A suggested combination formula would include taking two capsules per day of the following supplement, to derive sufficient dosages of the active ingredients in these herbs for chemoprevention purposes. Slightly higher dosages would be required to manage moderate to severe inflammatory conditions. I now take this combination myself as part of my cancer prevention campaign.
|Boswellia (standardized to 70 percent boswellic acids)||200 mg|
|White willow extract (std to 15 percent salicin content)||33 mg|
|Ginger root extract (std to 5 percent gingerols content)||50 mg|
- Reddy S, Rishi AK, Xu H, et al. Mechanisms of curcumin-and EGF-receptor related protein (ERRP)- dependent growth inhibition on colon cancer cells. Am J Clin Nutr 2006;55(2):185-194.
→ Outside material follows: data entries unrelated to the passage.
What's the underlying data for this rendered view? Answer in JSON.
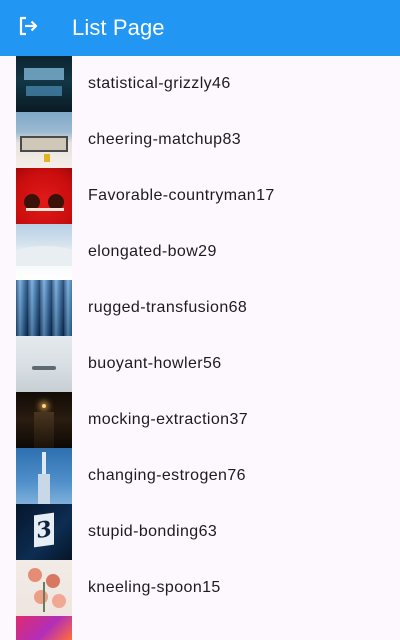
{
  "app_bar": {
    "title": "List Page",
    "background": "#2196f3",
    "leading_icon": "logout-icon"
  },
  "list": {
    "items": [
      {
        "label": "statistical-grizzly46"
      },
      {
        "label": "cheering-matchup83"
      },
      {
        "label": "Favorable-countryman17"
      },
      {
        "label": "elongated-bow29"
      },
      {
        "label": "rugged-transfusion68"
      },
      {
        "label": "buoyant-howler56"
      },
      {
        "label": "mocking-extraction37"
      },
      {
        "label": "changing-estrogen76"
      },
      {
        "label": "stupid-bonding63"
      },
      {
        "label": "kneeling-spoon15"
      },
      {
        "label": ""
      }
    ]
  }
}
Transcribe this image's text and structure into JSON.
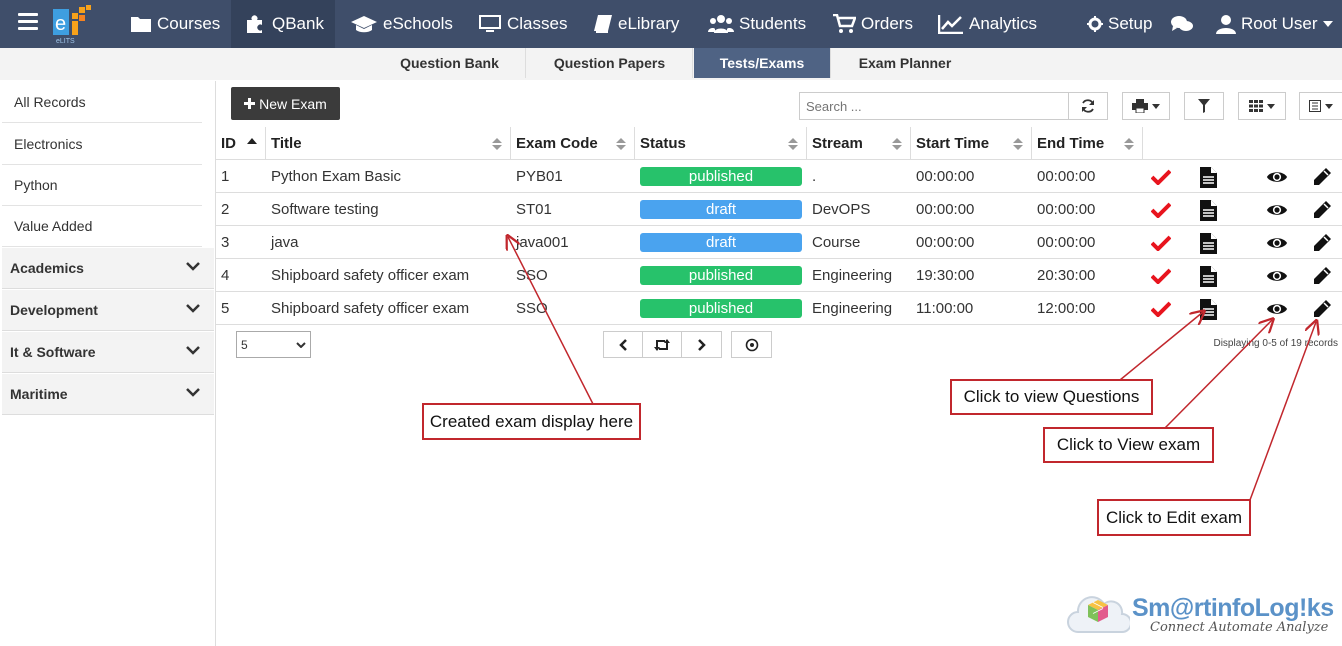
{
  "nav": {
    "brand_text": "eLITS",
    "items": [
      {
        "label": "Courses",
        "icon": "folder-icon"
      },
      {
        "label": "QBank",
        "icon": "puzzle-icon"
      },
      {
        "label": "eSchools",
        "icon": "graduation-cap-icon"
      },
      {
        "label": "Classes",
        "icon": "monitor-icon"
      },
      {
        "label": "eLibrary",
        "icon": "book-icon"
      },
      {
        "label": "Students",
        "icon": "users-icon"
      },
      {
        "label": "Orders",
        "icon": "cart-icon"
      },
      {
        "label": "Analytics",
        "icon": "line-chart-icon"
      }
    ],
    "setup_label": "Setup",
    "user_label": "Root User",
    "active": "QBank"
  },
  "subnav": {
    "tabs": [
      "Question Bank",
      "Question Papers",
      "Tests/Exams",
      "Exam Planner"
    ],
    "active": "Tests/Exams"
  },
  "sidebar": {
    "items": [
      "All Records",
      "Electronics",
      "Python",
      "Value Added"
    ],
    "categories": [
      "Academics",
      "Development",
      "It & Software",
      "Maritime"
    ]
  },
  "toolbar": {
    "new_label": "New Exam",
    "search_placeholder": "Search ..."
  },
  "table": {
    "columns": [
      "ID",
      "Title",
      "Exam Code",
      "Status",
      "Stream",
      "Start Time",
      "End Time"
    ],
    "rows": [
      {
        "id": "1",
        "title": "Python Exam Basic",
        "code": "PYB01",
        "status": "published",
        "stream": ".",
        "start": "00:00:00",
        "end": "00:00:00"
      },
      {
        "id": "2",
        "title": "Software testing",
        "code": "ST01",
        "status": "draft",
        "stream": "DevOPS",
        "start": "00:00:00",
        "end": "00:00:00"
      },
      {
        "id": "3",
        "title": "java",
        "code": "java001",
        "status": "draft",
        "stream": "Course",
        "start": "00:00:00",
        "end": "00:00:00"
      },
      {
        "id": "4",
        "title": "Shipboard safety officer exam",
        "code": "SSO",
        "status": "published",
        "stream": "Engineering",
        "start": "19:30:00",
        "end": "20:30:00"
      },
      {
        "id": "5",
        "title": "Shipboard safety officer exam",
        "code": "SSO",
        "status": "published",
        "stream": "Engineering",
        "start": "11:00:00",
        "end": "12:00:00"
      }
    ]
  },
  "pagination": {
    "page_size": "5",
    "count_text": "Displaying 0-5 of 19 records"
  },
  "annotations": {
    "created": "Created exam display here",
    "questions": "Click to view Questions",
    "view": "Click to View exam",
    "edit": "Click to Edit exam"
  },
  "watermark": {
    "title": "Sm@rtinfoLog!ks",
    "tagline": "Connect Automate Analyze"
  },
  "colors": {
    "nav_bg": "#3f4e6a",
    "published": "#27c26b",
    "draft": "#4aa3ef",
    "check": "#e8141e",
    "callout_border": "#c1272d"
  }
}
- Ciardiello F, Caputo R, Bianco R. Antitumor effect and potentiation of cytotoxic drugs activity in human cancer cells by ZD-1839 (Iressa), an epidermal growth factor Receptor-selective tyrosine kinase inhibitor. Clinical Cancer Research, May 2000;6:2053-2063.
- Ciardiello F and Tortora G. Interactions between the epidermal growth factor receptor and type I protein kinase A: biological significance and therapeutic implications. Clinical Cancer Research 1998;4:821-828.
- Al-Achi. "Anti-Inflammatory Herbs." U.S. Pharmacist online (www.uspharmacist.com); posted March 15, 2004.
- McCarty M.F. Targeting multiple signaling pathways as a strategy for managing prostate cancer: multifocal signal modulation therapy. Integrative Cancer Therapies 2004;3(4):349-380.
- Wells A. EGF receptor. Int J Biochem Cell Biol 1999;31:637-643.